= Frank Clyde Brown =

Frank Clyde Brown (October 16, 1870 - June 3, 1943) was an American academic, university administrator, and pioneer collector of folk songs and folklore from the southeastern United States.

==Career==
Brown was born in Harrisonburg, Virginia, and gained an A.B. degree from the University of Nashville in Tennessee in 1893. He then studied English literature at the University of Chicago, where he gained an M.A. in 1902 and Ph.D. in 1908. The following year, he was appointed professor of English at Trinity College in Durham, North Carolina, where he became known as "Bull" Brown. He wrote a biography of the 17th-century poet and playwright Elkanah Settle, published in 1910, and as a teacher became noted for his work as an interpreter of Shakespeare.

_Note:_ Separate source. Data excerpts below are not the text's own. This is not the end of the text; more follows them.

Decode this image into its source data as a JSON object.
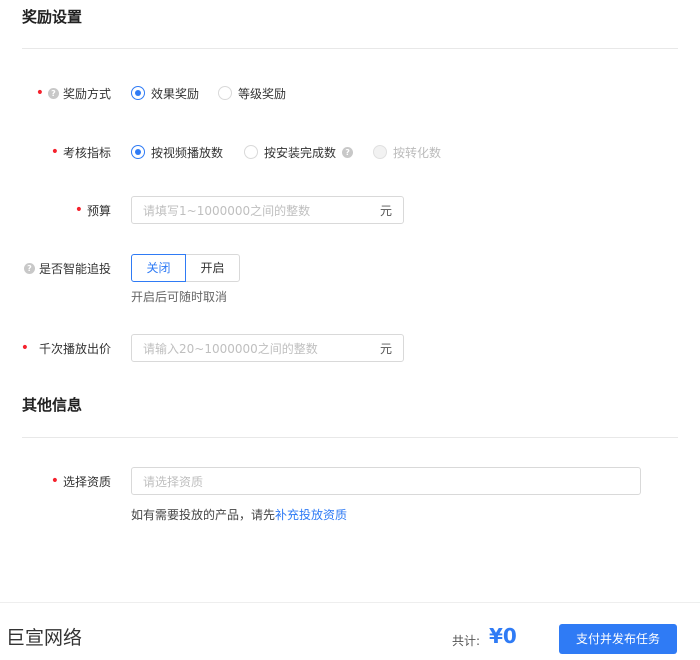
{
  "reward_section": {
    "title": "奖励设置",
    "reward_type": {
      "label": "奖励方式",
      "options": [
        "效果奖励",
        "等级奖励"
      ],
      "selected": "效果奖励"
    },
    "metric": {
      "label": "考核指标",
      "options": [
        "按视频播放数",
        "按安装完成数",
        "按转化数"
      ],
      "selected": "按视频播放数",
      "disabled": "按转化数"
    },
    "budget": {
      "label": "预算",
      "placeholder": "请填写1~1000000之间的整数",
      "suffix": "元"
    },
    "smart": {
      "label": "是否智能追投",
      "options": [
        "关闭",
        "开启"
      ],
      "selected": "关闭",
      "hint": "开启后可随时取消"
    },
    "cpm": {
      "label": "千次播放出价",
      "placeholder": "请输入20~1000000之间的整数",
      "suffix": "元"
    }
  },
  "other_section": {
    "title": "其他信息",
    "qualification": {
      "label": "选择资质",
      "placeholder": "请选择资质",
      "hint_prefix": "如有需要投放的产品，请先",
      "hint_link": "补充投放资质"
    }
  },
  "footer": {
    "brand": "巨宣网络",
    "total_label": "共计:",
    "total_value": "¥0",
    "submit": "支付并发布任务"
  },
  "colors": {
    "accent": "#2f7bf5",
    "required": "#f5222d"
  }
}
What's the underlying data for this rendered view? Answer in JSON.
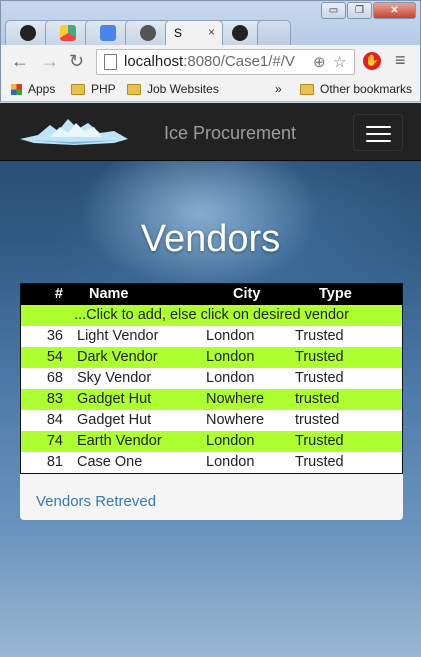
{
  "browser": {
    "window_buttons": {
      "minimize": "▭",
      "maximize": "❐",
      "close": "✕"
    },
    "active_tab_title": "S",
    "tab_close": "×",
    "url_host": "localhost",
    "url_rest": ":8080/Case1/#/V",
    "bookmarks": {
      "apps": "Apps",
      "php": "PHP",
      "job_websites": "Job Websites",
      "overflow": "»",
      "other": "Other bookmarks"
    }
  },
  "app": {
    "title": "Ice Procurement",
    "heading": "Vendors",
    "table": {
      "headers": {
        "num": "#",
        "name": "Name",
        "city": "City",
        "type": "Type"
      },
      "hint": "...Click to add, else click on desired vendor",
      "rows": [
        {
          "num": "36",
          "name": "Light Vendor",
          "city": "London",
          "type": "Trusted"
        },
        {
          "num": "54",
          "name": "Dark Vendor",
          "city": "London",
          "type": "Trusted"
        },
        {
          "num": "68",
          "name": "Sky Vendor",
          "city": "London",
          "type": "Trusted"
        },
        {
          "num": "83",
          "name": "Gadget Hut",
          "city": "Nowhere",
          "type": "trusted"
        },
        {
          "num": "84",
          "name": "Gadget Hut",
          "city": "Nowhere",
          "type": "trusted"
        },
        {
          "num": "74",
          "name": "Earth Vendor",
          "city": "London",
          "type": "Trusted"
        },
        {
          "num": "81",
          "name": "Case One",
          "city": "London",
          "type": "Trusted"
        }
      ]
    },
    "status": "Vendors Retreved"
  },
  "colors": {
    "row_highlight": "#adff2f",
    "navbar": "#222222",
    "link": "#337ab7"
  }
}
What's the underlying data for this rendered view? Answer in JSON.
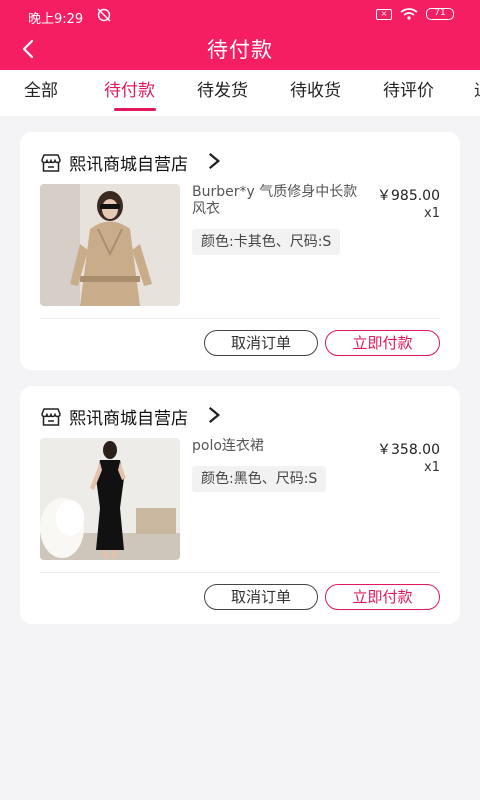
{
  "status_bar": {
    "time": "晚上9:29",
    "sim": "×",
    "battery": "71"
  },
  "header": {
    "title": "待付款"
  },
  "tabs": [
    {
      "label": "全部"
    },
    {
      "label": "待付款"
    },
    {
      "label": "待发货"
    },
    {
      "label": "待收货"
    },
    {
      "label": "待评价"
    },
    {
      "label": "退"
    }
  ],
  "orders": [
    {
      "shop_name": "熙讯商城自营店",
      "product_name": "Burber*y 气质修身中长款风衣",
      "price": "￥985.00",
      "quantity": "x1",
      "spec": "颜色:卡其色、尺码:S",
      "cancel_label": "取消订单",
      "pay_label": "立即付款"
    },
    {
      "shop_name": "熙讯商城自营店",
      "product_name": "polo连衣裙",
      "price": "￥358.00",
      "quantity": "x1",
      "spec": "颜色:黑色、尺码:S",
      "cancel_label": "取消订单",
      "pay_label": "立即付款"
    }
  ],
  "colors": {
    "brand": "#f51e63",
    "accent": "#e0185a",
    "background": "#f4f4f6"
  }
}
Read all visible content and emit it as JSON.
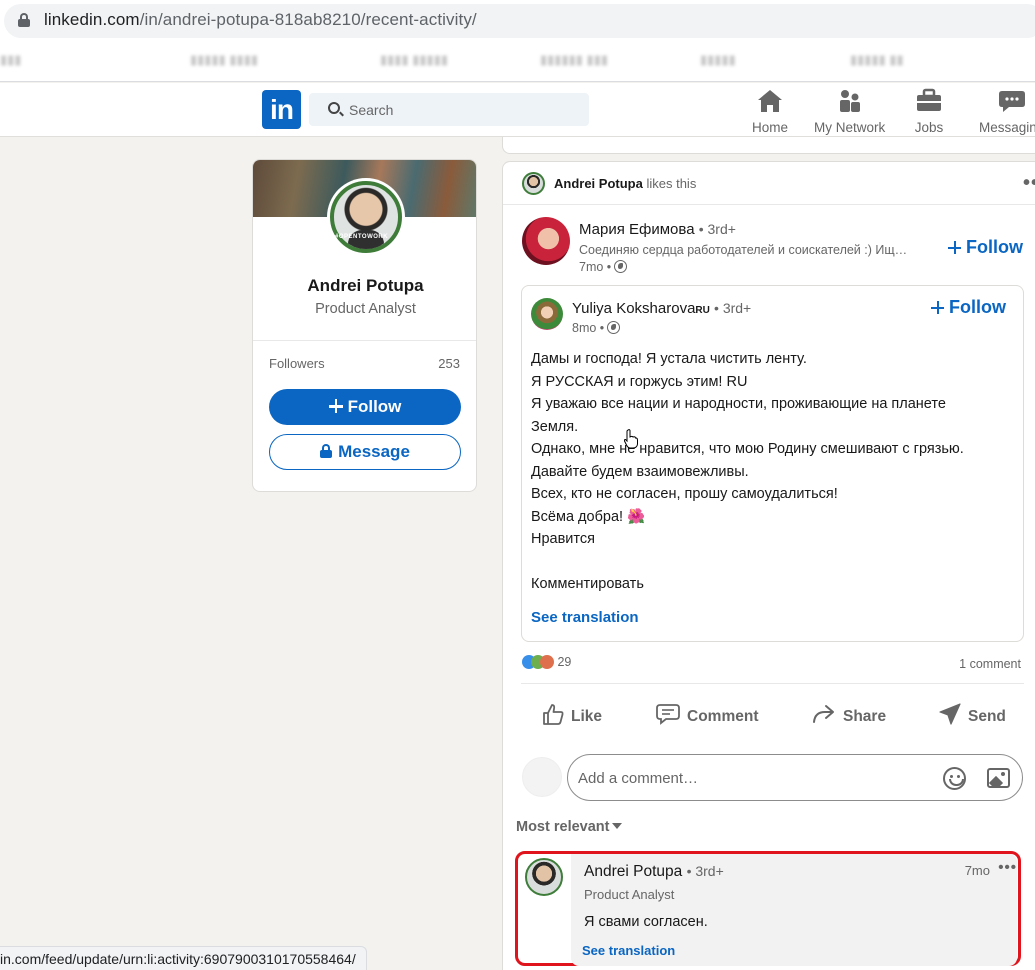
{
  "browser": {
    "url_host": "linkedin.com",
    "url_path": "/in/andrei-potupa-818ab8210/recent-activity/",
    "status_url": "in.com/feed/update/urn:li:activity:6907900310170558464/"
  },
  "navbar": {
    "logo": "in",
    "search_placeholder": "Search",
    "items": [
      {
        "label": "Home",
        "icon": "home-icon"
      },
      {
        "label": "My Network",
        "icon": "network-icon"
      },
      {
        "label": "Jobs",
        "icon": "briefcase-icon"
      },
      {
        "label": "Messaging",
        "icon": "messaging-icon"
      }
    ]
  },
  "profile": {
    "name": "Andrei Potupa",
    "headline": "Product Analyst",
    "avatar_badge": "#OPENTOWORK",
    "followers_label": "Followers",
    "followers_count": "253",
    "follow_label": "Follow",
    "message_label": "Message"
  },
  "activity": {
    "actor": "Andrei Potupa",
    "action": "likes this"
  },
  "post": {
    "author_name": "Мария Ефимова",
    "author_degree": "• 3rd+",
    "author_headline": "Соединяю сердца работодателей и соискателей :) Ищ…",
    "author_time": "7mo •",
    "follow_label": "Follow",
    "reshare": {
      "author_name": "Yuliya Koksharova",
      "author_flag": "RU",
      "author_degree": "• 3rd+",
      "time": "8mo •",
      "follow_label": "Follow",
      "text_lines": [
        "Дамы и господа! Я устала чистить ленту.",
        "Я РУССКАЯ и горжусь этим! RU",
        "Я уважаю все нации и народности, проживающие на планете",
        "Земля.",
        "Однако, мне не нравится, что мою Родину смешивают с грязью.",
        "Давайте будем взаимовежливы.",
        "Всех, кто не согласен, прошу самоудалиться!",
        "Всёма добра! 🌺",
        "Нравится",
        "",
        "Комментировать"
      ],
      "see_translation": "See translation"
    },
    "reactions_count": "29",
    "comments_count": "1 comment",
    "actions": {
      "like": "Like",
      "comment": "Comment",
      "share": "Share",
      "send": "Send"
    },
    "comment_placeholder": "Add a comment…",
    "sort_label": "Most relevant",
    "comment": {
      "author_name": "Andrei Potupa",
      "author_degree": "• 3rd+",
      "author_headline": "Product Analyst",
      "time": "7mo",
      "text": "Я свами согласен.",
      "see_translation": "See translation"
    }
  },
  "colors": {
    "linkedin_blue": "#0a66c2",
    "highlight_red": "#e0141c",
    "page_bg": "#f3f2ef"
  }
}
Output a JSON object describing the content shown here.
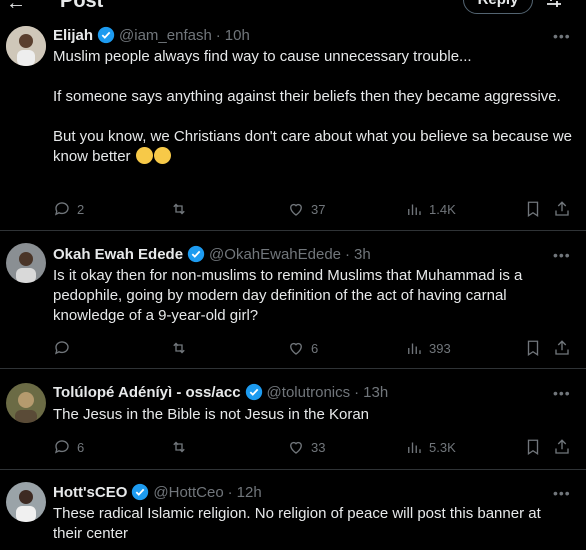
{
  "topbar": {
    "back_icon": "arrow-left-icon",
    "title": "Post",
    "reply_label": "Reply",
    "adjust_icon": "adjust-icon"
  },
  "tweets": [
    {
      "name": "Elijah",
      "handle": "@iam_enfash",
      "time": "10h",
      "paragraphs": [
        "Muslim people always find way to cause unnecessary trouble...",
        "If someone says anything against their beliefs then they became aggressive.",
        "But you know, we Christians don't care about what you believe sa because we know better"
      ],
      "replies": "2",
      "reposts": "",
      "likes": "37",
      "views": "1.4K"
    },
    {
      "name": "Okah Ewah Edede",
      "handle": "@OkahEwahEdede",
      "time": "3h",
      "paragraphs": [
        "Is it okay then for non-muslims to remind Muslims that Muhammad is a pedophile, going by modern day definition of the act of having carnal knowledge of a 9-year-old girl?"
      ],
      "replies": "",
      "reposts": "",
      "likes": "6",
      "views": "393"
    },
    {
      "name": "Tolúlopé Adéníyì - oss/acc",
      "handle": "@tolutronics",
      "time": "13h",
      "paragraphs": [
        "The Jesus in the Bible is not Jesus in the Koran"
      ],
      "replies": "6",
      "reposts": "",
      "likes": "33",
      "views": "5.3K"
    },
    {
      "name": "Hott'sCEO",
      "handle": "@HottCeo",
      "time": "12h",
      "paragraphs": [
        "These radical Islamic religion. No religion of peace will post this banner at their center"
      ]
    }
  ],
  "colors": {
    "background": "#000000",
    "text": "#e7e9ea",
    "muted": "#71767b",
    "verified": "#1d9bf0",
    "divider": "#2f3336"
  }
}
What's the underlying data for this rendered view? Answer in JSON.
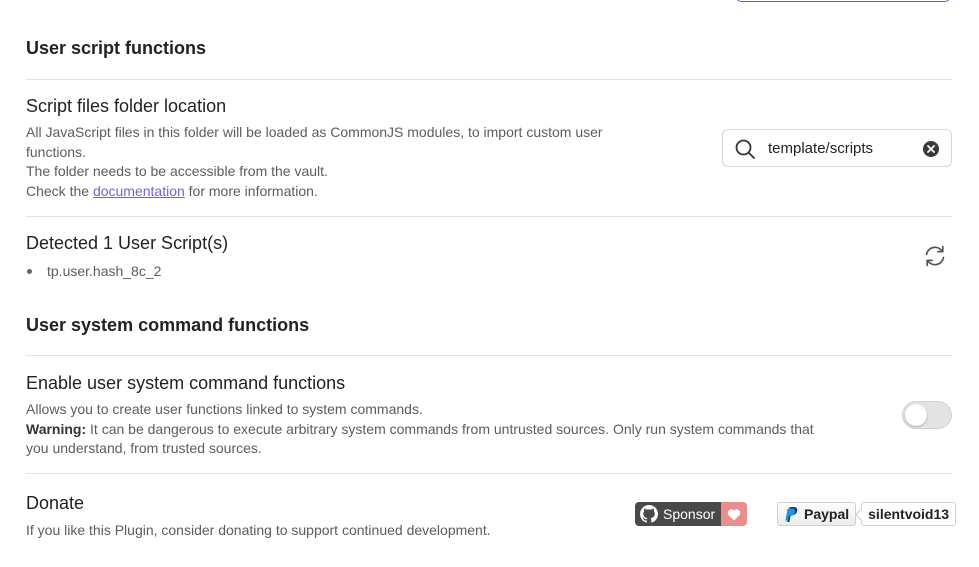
{
  "sections": {
    "user_script": {
      "heading": "User script functions"
    },
    "user_system": {
      "heading": "User system command functions"
    }
  },
  "script_folder": {
    "name": "Script files folder location",
    "desc_line1": "All JavaScript files in this folder will be loaded as CommonJS modules, to import custom user",
    "desc_line2": "functions.",
    "desc_line3": "The folder needs to be accessible from the vault.",
    "desc_prefix": "Check the ",
    "desc_link": "documentation",
    "desc_suffix": " for more information.",
    "input_value": "template/scripts",
    "search_icon": "search-icon",
    "clear_icon": "clear-icon"
  },
  "detected": {
    "name": "Detected 1 User Script(s)",
    "scripts": [
      "tp.user.hash_8c_2"
    ],
    "refresh_icon": "refresh-icon"
  },
  "enable_system": {
    "name": "Enable user system command functions",
    "desc_line1": "Allows you to create user functions linked to system commands.",
    "warning_label": "Warning:",
    "warning_text": " It can be dangerous to execute arbitrary system commands from untrusted sources. Only run system commands that",
    "desc_line3": "you understand, from trusted sources.",
    "toggle_on": false
  },
  "donate": {
    "name": "Donate",
    "desc": "If you like this Plugin, consider donating to support continued development.",
    "sponsor_label": "Sponsor",
    "paypal_label": "Paypal",
    "paypal_user": "silentvoid13"
  },
  "colors": {
    "accent": "#7b5cd6",
    "sponsor_dark": "#494949",
    "sponsor_heart_bg": "#ea8d8d",
    "divider": "#e3e3e3"
  }
}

He was encouraged by John A. Lomax, president of the American Folklore Society, to set up the North Carolina Folklore Society in 1913, an organisation of which he was the inaugural president, and later secretary. Over the next thirty years he became the society's principal collector of folk songs and lore, and traveled around the region, often on summer expeditions to isolated areas, with recording equipment powered by a gasoline generator. Initially he recorded material on an Ediphone, using wax cylinders, and later used a Presto machine for recording onto aluminum discs. He took particular note of previously-unwritten ballads and songs, and in 1915 published Ballad Literature in North Carolina. However, "he was never able to stop collecting long enough to actually assemble his material." The Frank Clyde Brown Collection of North Carolina Folklore, eventually published after his death, contained seven volumes comprising some 38,000 items including ballads, songs, games, rhymes, beliefs, customs, riddles, proverbs, tales, legends, superstitions, and speech, taken from the southeastern United States, particularly North Carolina, and has been described as "the most imposing monument ever erected in this country to the common memory of the people of any single state."

In 1921 Brown was appointed head of the English department at Trinity College. After 1924, he was also involved in administering the foundation of Duke University, serving as its first comptroller in 1926, and later as the new university's marshal. As liaison officer with architects and contractors, he assumed a supervisory role alongside Trinity's President, William P. Few, and is credited with contributing many ideas to the university's building plans, including its use of the then newly discovered Hillsborough stone.

==Personal life==
Brown was married twice: to Ola Marguerite Hollis from 1893 until her death in 1928; and from 1932 to Mary Henkel Wadsworth. He died, aged 72, in 1943.